This will report PMIC junction over-temperature for one thermal trip
zone.
Compatible with the DA9062 and DA9061 PMICs.
config MTK_THERMAL
tristate "Temperature sensor driver for mediatek SoCs"
depends on ARCH_MEDIATEK || COMPILE_TEST
depends on HAS_IOMEM
depends on NVMEM || NVMEM=n
depends on RESET_CONTROLLER
default y
help
Enable this option if you want to have support for thermal management
controller present in Mediatek SoCs
config AMLOGIC_THERMAL
tristate "Amlogic Thermal Support"
default ARCH_MESON
depends on OF && ARCH_MESON
help
If you say yes here you get support for Amlogic Thermal
for G12 SoC Family.
This driver can also be built as a module. If so, the module will
be called amlogic_thermal.
menu "Intel thermal drivers"
depends on X86 || X86_INTEL_QUARK || COMPILE_TEST
source "drivers/thermal/intel/Kconfig"
endmenu
menu "Broadcom thermal drivers"
depends on ARCH_BCM || ARCH_BRCMSTB || ARCH_BCM2835 || ARCH_BCM_IPROC || \
COMPILE_TEST
source "drivers/thermal/broadcom/Kconfig"
endmenu
menu "Texas Instruments thermal drivers"
depends on ARCH_HAS_BANDGAP || COMPILE_TEST
depends on HAS_IOMEM
source "drivers/thermal/ti-soc-thermal/Kconfig"
endmenu
menu "Samsung thermal drivers"
depends on ARCH_EXYNOS || COMPILE_TEST
source "drivers/thermal/samsung/Kconfig"
endmenu
menu "STMicroelectronics thermal drivers"

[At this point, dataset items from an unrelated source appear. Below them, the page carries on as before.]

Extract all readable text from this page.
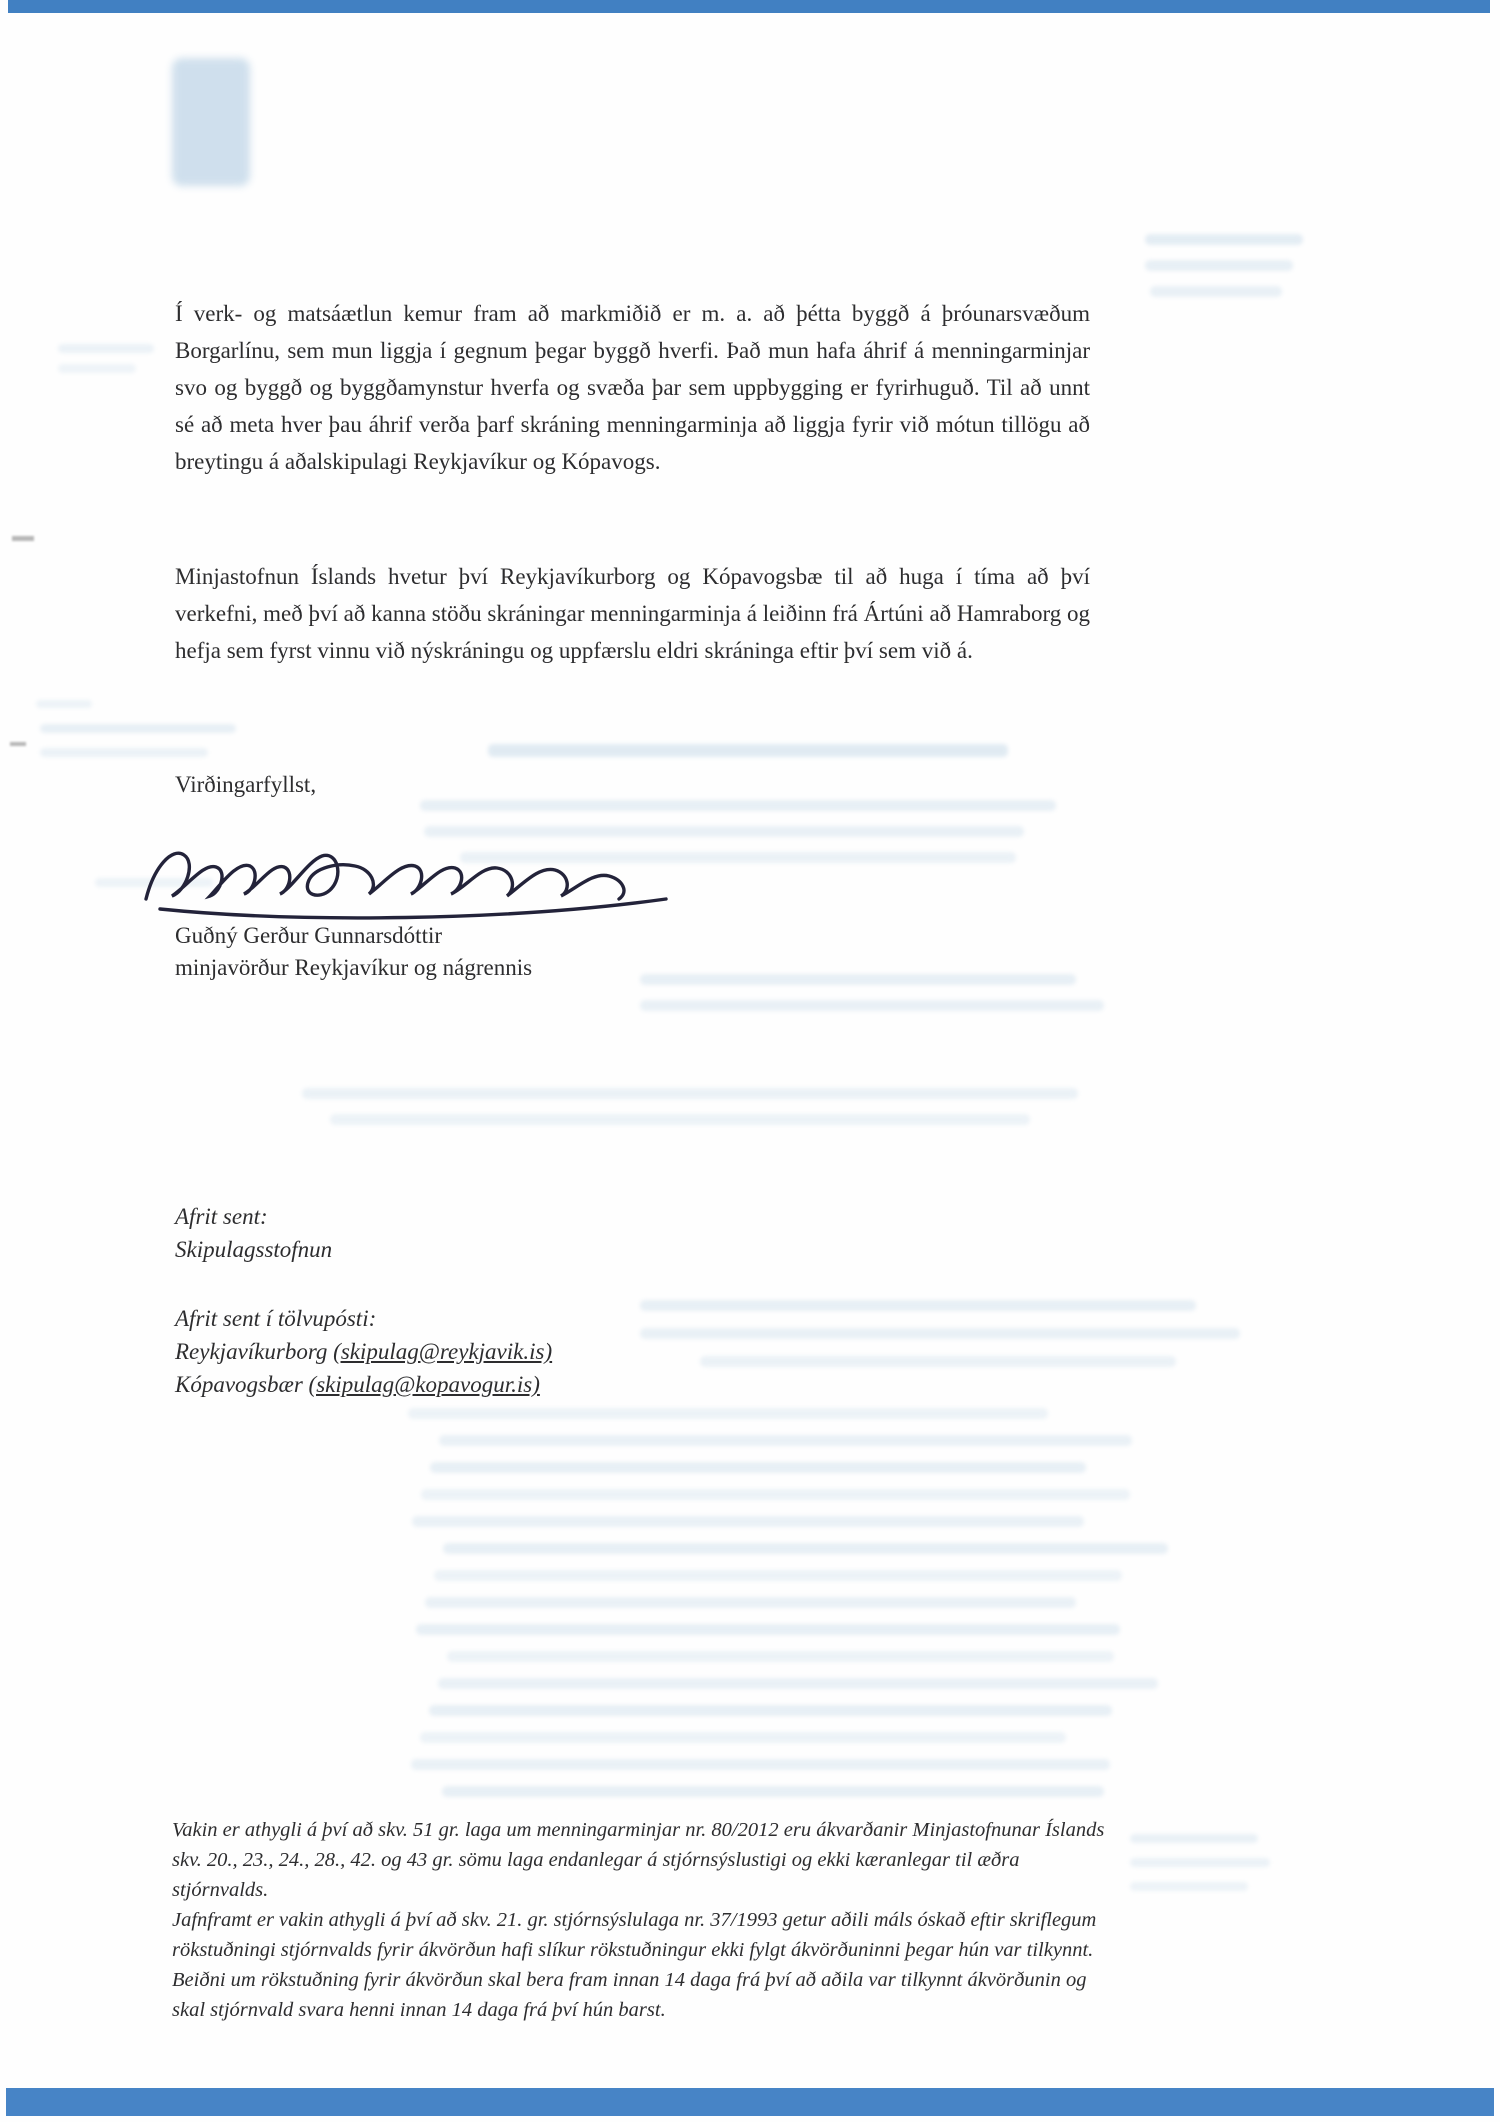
Í verk- og matsáætlun kemur fram að markmiðið er m. a. að þétta byggð á þróunarsvæðum Borgarlínu, sem mun liggja í gegnum þegar byggð hverfi. Það mun hafa áhrif á menningarminjar svo og byggð og byggðamynstur hverfa og svæða þar sem uppbygging er fyrirhuguð. Til að unnt sé að meta hver þau áhrif verða þarf skráning menningarminja að liggja fyrir við mótun tillögu að breytingu á aðalskipulagi Reykjavíkur og Kópavogs.

Minjastofnun Íslands hvetur því Reykjavíkurborg og Kópavogsbæ til að huga í tíma að því verkefni, með því að kanna stöðu skráningar menningarminja á leiðinn frá Ártúni að Hamraborg og hefja sem fyrst vinnu við nýskráningu og uppfærslu eldri skráninga eftir því sem við á.

Virðingarfyllst,

Guðný Gerður Gunnarsdóttir

minjavörður Reykjavíkur og nágrennis

Afrit sent:

Skipulagsstofnun

Afrit sent í tölvupósti:

Reykjavíkurborg (skipulag@reykjavik.is)

Kópavogsbær (skipulag@kopavogur.is)

Vakin er athygli á því að skv. 51 gr. laga um menningarminjar nr. 80/2012 eru ákvarðanir Minjastofnunar Íslands skv. 20., 23., 24., 28., 42. og 43 gr. sömu laga endanlegar á stjórnsýslustigi og ekki kæranlegar til æðra stjórnvalds.

Jafnframt er vakin athygli á því að skv. 21. gr. stjórnsýslulaga nr. 37/1993 getur aðili máls óskað eftir skriflegum rökstuðningi stjórnvalds fyrir ákvörðun hafi slíkur rökstuðningur ekki fylgt ákvörðuninni þegar hún var tilkynnt. Beiðni um rökstuðning fyrir ákvörðun skal bera fram innan 14 daga frá því að aðila var tilkynnt ákvörðunin og skal stjórnvald svara henni innan 14 daga frá því hún barst.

depends on (ARCH_STI || ARCH_STM32) && OF
source "drivers/thermal/st/Kconfig"
endmenu
config TANGO_THERMAL
tristate "Tango thermal management"
depends on ARCH_TANGO || COMPILE_TEST
help
Enable the Tango thermal driver, which supports the primitive
temperature sensor embedded in Tango chips since the SMP8758.
This sensor only generates a 1-bit signal to indicate whether
the die temperature exceeds a programmable threshold.
source "drivers/thermal/tegra/Kconfig"
config GENERIC_ADC_THERMAL
tristate "Generic ADC based thermal sensor"
depends on IIO
help
This enabled a thermal sysfs driver for the temperature sensor
which is connected to the General Purpose ADC. The ADC channel
is read via IIO framework and the channel information is provided
to this driver. This driver reports the temperature by reading ADC
channel and converts it to temperature based on lookup table.
menu "Qualcomm thermal drivers"
depends on (ARCH_QCOM && OF) || COMPILE_TEST
source "drivers/thermal/qcom/Kconfig"
endmenu
config ZX2967_THERMAL
tristate "Thermal sensors on zx2967 SoC"
depends on ARCH_ZX || COMPILE_TEST
help
Enable the zx2967 thermal sensors driver, which supports
the primitive temperature sensor embedded in zx2967 SoCs.
This sensor generates the real time die temperature.
config UNIPHIER_THERMAL
tristate "Socionext UniPhier thermal driver"
depends on ARCH_UNIPHIER || COMPILE_TEST
depends on THERMAL_OF && MFD_SYSCON
help
Enable this to plug in UniPhier on-chip PVT thermal driver into the
thermal framework. The driver supports CPU thermal zone temperature
reporting and a couple of trip points.
endif